Words Of Wisdom

Behold the wisdom of Ryder Duncan! Actually, this is an experimental page devoted to something I often do: I'll come up with interesting observations or phrases and then promptly forget them. I could just get a notebook and write these things down for my own benefit, but where's the fun in that? No, in this information age in which we live, I feel it's my duty to offer everything I have to the collective stock of human experience and wisdom.

This page is pretty much a hodgepodge of everything and anything that comes to my mind. Some of it will make sense. Some of it won't. Such is life. In any event, the following will be a list that is appended on an irregular basis. Check back from time to time, or else find the links to the right if you'd like to navigate elsewhere in the site.

Note that this page was updated in early May, 2009. I axed the transparency (it didn't really do much for the layout) and added some new items to the list. Yay.



  • Know thyself, and accept no substitute.
  • A great nation exhalts what it can do. A fallen nation convinces its citizens of what it cannot do.
  • Without consequence, there is no morality.
  • Leaving out all the good bits of an event to cast it in a negative light is "spin by exclusion."
  • Many men are definitely pigs; this is true. But, come to think of it, the women have to say "yes", don't they? I guess something about that whole thing must be attractive after all.

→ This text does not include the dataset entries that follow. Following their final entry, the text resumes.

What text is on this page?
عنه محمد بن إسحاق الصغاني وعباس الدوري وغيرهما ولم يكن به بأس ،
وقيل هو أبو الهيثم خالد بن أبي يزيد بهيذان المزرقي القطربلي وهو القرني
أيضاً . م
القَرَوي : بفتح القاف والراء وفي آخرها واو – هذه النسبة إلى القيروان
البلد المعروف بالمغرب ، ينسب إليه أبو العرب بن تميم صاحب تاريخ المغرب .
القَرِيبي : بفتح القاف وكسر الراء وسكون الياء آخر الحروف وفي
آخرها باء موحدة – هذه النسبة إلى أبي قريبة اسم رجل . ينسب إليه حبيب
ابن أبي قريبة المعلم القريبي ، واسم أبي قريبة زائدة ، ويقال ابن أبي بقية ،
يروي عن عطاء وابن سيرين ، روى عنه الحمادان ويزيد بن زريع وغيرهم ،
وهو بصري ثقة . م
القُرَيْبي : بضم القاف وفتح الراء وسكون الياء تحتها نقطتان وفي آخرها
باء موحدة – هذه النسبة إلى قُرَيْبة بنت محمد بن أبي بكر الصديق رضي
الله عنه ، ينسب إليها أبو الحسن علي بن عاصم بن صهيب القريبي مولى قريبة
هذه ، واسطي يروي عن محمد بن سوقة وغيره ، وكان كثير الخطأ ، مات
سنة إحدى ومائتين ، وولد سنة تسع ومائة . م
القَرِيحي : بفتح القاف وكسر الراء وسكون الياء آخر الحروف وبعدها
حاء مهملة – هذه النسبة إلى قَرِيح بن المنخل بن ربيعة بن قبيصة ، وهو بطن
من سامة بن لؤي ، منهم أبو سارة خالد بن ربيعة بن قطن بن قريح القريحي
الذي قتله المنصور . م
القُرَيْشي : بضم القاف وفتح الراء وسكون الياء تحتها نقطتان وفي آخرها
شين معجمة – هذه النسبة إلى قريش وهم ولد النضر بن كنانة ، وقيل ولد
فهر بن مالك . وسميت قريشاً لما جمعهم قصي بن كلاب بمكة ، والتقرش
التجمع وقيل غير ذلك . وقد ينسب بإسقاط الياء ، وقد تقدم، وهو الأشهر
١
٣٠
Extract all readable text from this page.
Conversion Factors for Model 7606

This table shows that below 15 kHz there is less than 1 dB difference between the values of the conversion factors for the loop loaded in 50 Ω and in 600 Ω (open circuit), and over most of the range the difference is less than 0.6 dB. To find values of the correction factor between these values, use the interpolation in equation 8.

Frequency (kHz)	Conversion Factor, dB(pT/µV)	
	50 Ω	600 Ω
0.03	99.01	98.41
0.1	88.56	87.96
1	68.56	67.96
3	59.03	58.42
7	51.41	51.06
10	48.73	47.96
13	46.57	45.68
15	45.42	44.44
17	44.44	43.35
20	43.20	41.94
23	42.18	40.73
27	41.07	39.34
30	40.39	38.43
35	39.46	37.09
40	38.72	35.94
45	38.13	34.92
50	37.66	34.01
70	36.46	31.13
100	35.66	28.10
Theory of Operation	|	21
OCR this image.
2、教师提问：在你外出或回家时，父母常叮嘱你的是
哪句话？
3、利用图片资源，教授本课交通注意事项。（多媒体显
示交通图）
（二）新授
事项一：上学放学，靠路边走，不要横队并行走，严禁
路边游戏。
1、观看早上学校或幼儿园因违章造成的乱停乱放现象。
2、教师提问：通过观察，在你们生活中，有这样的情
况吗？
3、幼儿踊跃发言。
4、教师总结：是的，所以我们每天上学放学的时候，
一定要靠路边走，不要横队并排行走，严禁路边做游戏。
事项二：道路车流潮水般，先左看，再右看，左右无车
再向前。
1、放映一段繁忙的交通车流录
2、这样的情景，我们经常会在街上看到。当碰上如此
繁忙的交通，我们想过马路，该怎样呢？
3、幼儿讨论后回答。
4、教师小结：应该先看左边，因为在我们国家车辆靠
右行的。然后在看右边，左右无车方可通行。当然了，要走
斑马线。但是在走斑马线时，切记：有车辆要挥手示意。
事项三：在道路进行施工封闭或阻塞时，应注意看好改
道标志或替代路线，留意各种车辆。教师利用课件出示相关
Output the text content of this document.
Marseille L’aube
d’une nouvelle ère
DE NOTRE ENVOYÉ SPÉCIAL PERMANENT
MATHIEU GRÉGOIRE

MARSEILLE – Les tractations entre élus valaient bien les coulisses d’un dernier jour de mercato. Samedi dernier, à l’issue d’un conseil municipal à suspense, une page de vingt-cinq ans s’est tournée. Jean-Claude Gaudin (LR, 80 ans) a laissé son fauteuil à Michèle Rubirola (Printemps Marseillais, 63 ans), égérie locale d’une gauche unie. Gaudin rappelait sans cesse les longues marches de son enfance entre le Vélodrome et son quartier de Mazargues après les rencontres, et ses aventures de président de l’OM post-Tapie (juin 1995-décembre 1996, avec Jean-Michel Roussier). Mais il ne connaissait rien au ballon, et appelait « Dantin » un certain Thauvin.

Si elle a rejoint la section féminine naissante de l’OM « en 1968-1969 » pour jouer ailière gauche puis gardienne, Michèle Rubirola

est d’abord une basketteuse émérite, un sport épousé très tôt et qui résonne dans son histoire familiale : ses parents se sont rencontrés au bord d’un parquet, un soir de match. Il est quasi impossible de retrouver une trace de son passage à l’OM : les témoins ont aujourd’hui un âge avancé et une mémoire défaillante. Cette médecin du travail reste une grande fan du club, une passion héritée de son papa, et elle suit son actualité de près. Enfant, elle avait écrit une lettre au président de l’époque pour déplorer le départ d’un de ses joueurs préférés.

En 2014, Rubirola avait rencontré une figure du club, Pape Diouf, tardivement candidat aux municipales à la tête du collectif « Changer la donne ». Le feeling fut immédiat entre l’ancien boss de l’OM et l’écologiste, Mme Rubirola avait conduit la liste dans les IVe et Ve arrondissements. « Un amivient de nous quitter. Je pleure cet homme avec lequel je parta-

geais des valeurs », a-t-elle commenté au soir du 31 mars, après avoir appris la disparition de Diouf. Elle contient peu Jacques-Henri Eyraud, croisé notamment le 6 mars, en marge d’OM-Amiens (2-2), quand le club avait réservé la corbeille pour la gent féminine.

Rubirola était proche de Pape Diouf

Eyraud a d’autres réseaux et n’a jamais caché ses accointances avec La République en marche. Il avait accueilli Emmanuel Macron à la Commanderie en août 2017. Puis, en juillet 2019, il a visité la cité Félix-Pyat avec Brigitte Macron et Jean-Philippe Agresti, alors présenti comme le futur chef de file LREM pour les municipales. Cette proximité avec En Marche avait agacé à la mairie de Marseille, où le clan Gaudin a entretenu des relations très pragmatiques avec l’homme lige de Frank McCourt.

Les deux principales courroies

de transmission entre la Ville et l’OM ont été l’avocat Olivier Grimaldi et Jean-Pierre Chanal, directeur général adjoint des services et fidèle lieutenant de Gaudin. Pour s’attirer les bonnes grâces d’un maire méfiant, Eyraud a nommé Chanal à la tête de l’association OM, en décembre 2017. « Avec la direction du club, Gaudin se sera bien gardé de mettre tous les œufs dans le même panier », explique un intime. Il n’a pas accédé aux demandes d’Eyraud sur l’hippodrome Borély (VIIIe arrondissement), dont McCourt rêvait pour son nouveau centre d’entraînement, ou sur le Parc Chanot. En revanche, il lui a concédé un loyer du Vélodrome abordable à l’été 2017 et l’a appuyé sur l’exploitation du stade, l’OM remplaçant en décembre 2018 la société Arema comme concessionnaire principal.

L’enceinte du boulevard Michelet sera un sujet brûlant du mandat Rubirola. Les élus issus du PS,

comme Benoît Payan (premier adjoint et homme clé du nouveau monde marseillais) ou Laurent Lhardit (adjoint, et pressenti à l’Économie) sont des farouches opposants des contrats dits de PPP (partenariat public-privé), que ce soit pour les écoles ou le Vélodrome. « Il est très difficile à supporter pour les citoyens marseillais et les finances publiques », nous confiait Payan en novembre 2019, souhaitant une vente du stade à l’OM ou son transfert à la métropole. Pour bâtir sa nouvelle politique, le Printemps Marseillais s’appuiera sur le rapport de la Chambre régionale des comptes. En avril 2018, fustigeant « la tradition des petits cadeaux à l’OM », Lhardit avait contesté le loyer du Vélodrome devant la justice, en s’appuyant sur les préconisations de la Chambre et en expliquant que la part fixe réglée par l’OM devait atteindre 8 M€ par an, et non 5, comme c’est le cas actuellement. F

Oink, oink.
  • Wayne State University is not a part of the known universe, but is instead a member of a completely alternate universe, one that hopelessly confuses and torments the inhabitants of our own dimension.
  • I don't want to tell you what to think. I just wish that you would think. (Subsequently made famous by Oprah, I swear I was saying it years before she said it.)
  • E.M.C. is a psychopathic bitch. This isn't wisdom, but fact.


  • It is never in a time of strife that a nation becomes weak; only immediately following a time of peace and prosperity.
  • Have you really ever seen anybody frown? As in, the corners of his mouth actually point downward? I have not.
  • The height of nerve is to traipse into the Library of Congress, glance around as though bewildered, and then ask, "Anything good to read here?"
  • Increment is a unit or degree. Excrement is fecal matter.
  • You can access tremendous worlds through reading, meet unforgettable people and embark upon fantastic quests. But you don't get to stomp any Goombas.